Post Holdings, Inc. (NYSE: POST) will now stand on its own, as a publicly-traded spinoff of Ralcorp Holdings, Inc. (NYSE: RAH), after receiving approval for listing its common stock on the NYSE on December 6, 2012.
Post’s products have been staples at the breakfast table for ions. We all know them - Honey Bunches of Oats®, Pebbles®, Grape-Nuts®, Honeycomb®, etc. - and have grown with them throughout the years. Though Ralcorp has quite a few other food and snack brands we may recognize on the grocery store shelves, Post’s just may be the standouts that strike our fancy – a plus for Post.

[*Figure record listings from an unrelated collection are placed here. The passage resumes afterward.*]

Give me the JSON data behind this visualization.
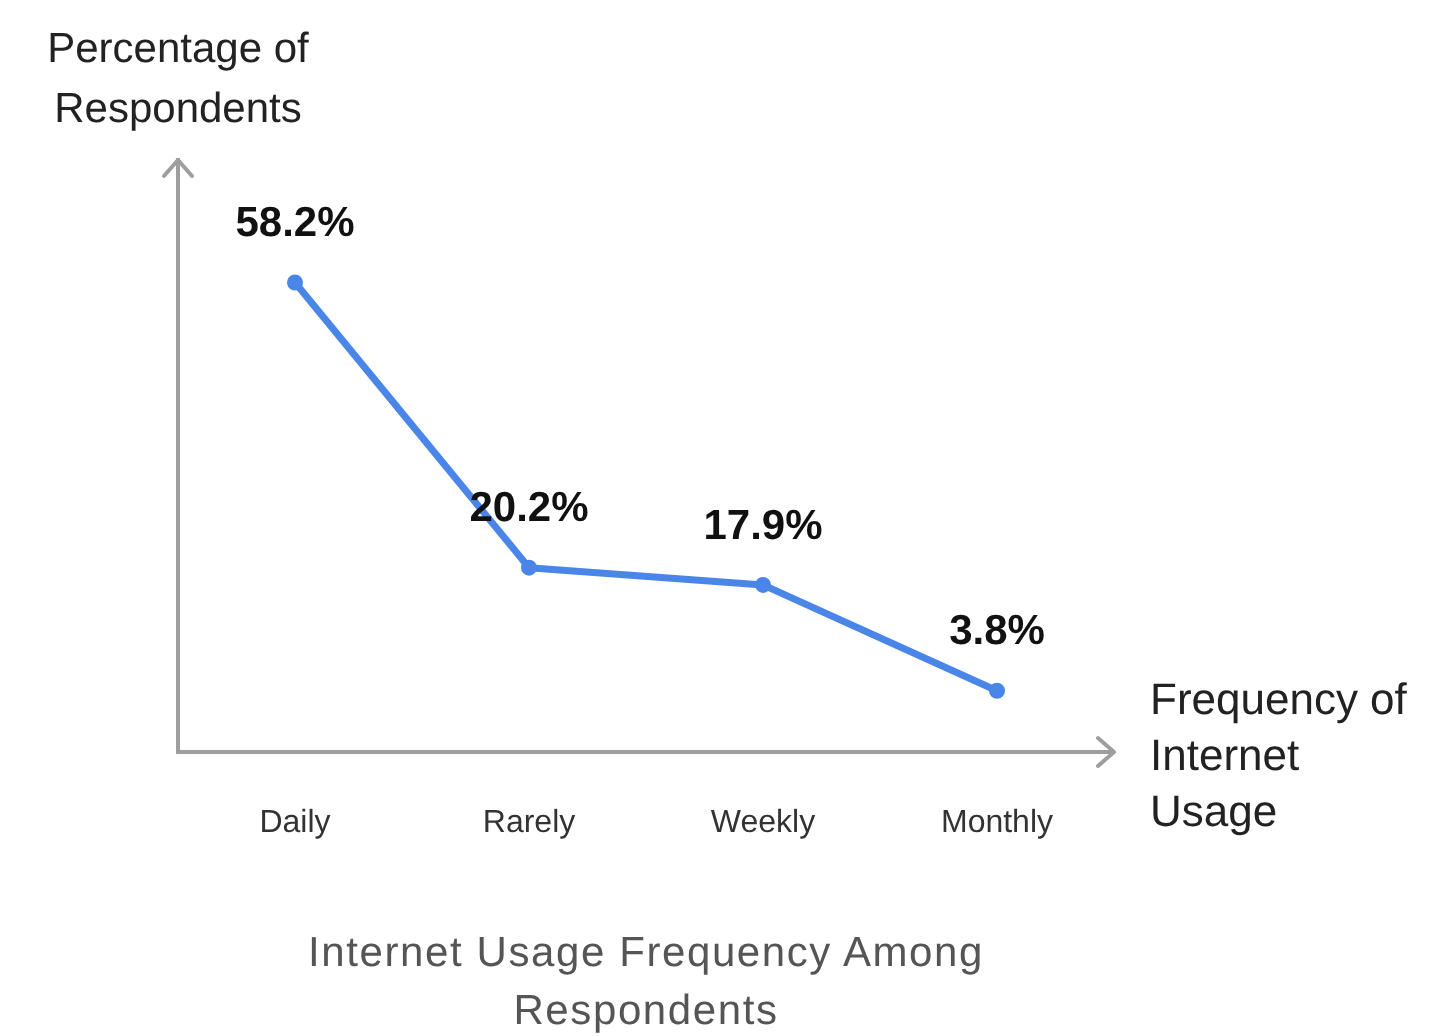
{
  "chart_data": {
    "type": "line",
    "title": "Internet Usage Frequency Among Respondents",
    "xlabel": "Frequency of Internet Usage",
    "ylabel": "Percentage of Respondents",
    "categories": [
      "Daily",
      "Rarely",
      "Weekly",
      "Monthly"
    ],
    "series": [
      {
        "color": "#4a86e8",
        "values": [
          58.2,
          20.2,
          17.9,
          3.8
        ],
        "value_labels": [
          "58.2%",
          "20.2%",
          "17.9%",
          "3.8%"
        ]
      }
    ],
    "tick_labels": "x",
    "grid": false,
    "legend": false,
    "marker": "circle",
    "line_style": "solid"
  }
}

Standard and Poor’s Rating Services (S&P) allotted a ‘B+’ corporate credit rating to Post. Their ‘BB’ issue-level rating was given to Post’s $350 million in secured credit facilities and a ‘B+’ issue-level rating was given to their $775 million in unsecured notes. All of this is a good sign should Post ever default, though it’s not an indicator of credit quality or a guarantee against future risk.
What does this mean for the consumer?
Stiff competition exists from other leading brands, namely Kellogg’s (NYSE: K) and General Mills (NYSE: GIS), whose reported net earnings for 2011 were $1.2 billion and $1.8 billion respectively. They are somewhat out of Post’s league when it comes down to current sales figures as well, which may frustrate Post’s expected growth for the coming year. Should quarterly sales lose a bit of their luster, product prices will increase.
Additionally, rising commodity and freight costs will force pricing adjustments on their products. These extra costs will eventually pass on to the consumer, no matter how the company tries to offset them by saving energy and lowering manufacturing costs. All of this just means that Post could have an uphill climb for the foreseeable future; they’ll have to juggle weighty expenditure with consumer happiness.
What does this mean for the Ralcorp shareholder?
While the separation seems good for Post, how will Ralcorp’s stock fare in the months/years to come? Following the separation, Post’s sales will no longer be included in Ralcorp’s figures. To compensate, Ralcorp’s December 6, 2012press release stated, “Ralcorp shareholders of record, as of the close of business on January 30, 2012 (the "Record Date"), received one share of Post common stock for every two shares of Ralcorp common stock held on the Record Date.” This is intended to be a tax-free distribution to its shareholders.
Ralcorp also plans to grow and nourish its market position with its own private-brand foods. With the help of Sara Lee Corp.’s refrigerated dough business, which Ralcorp acquired on October 3, 2011, Ralcorp had a reported 18% growth in sales for the first quarter of their 2012 fiscal year. Clearly, Ralcorp is taking initiative to make up for any possible loss it may feel from releasing Post to its own devices.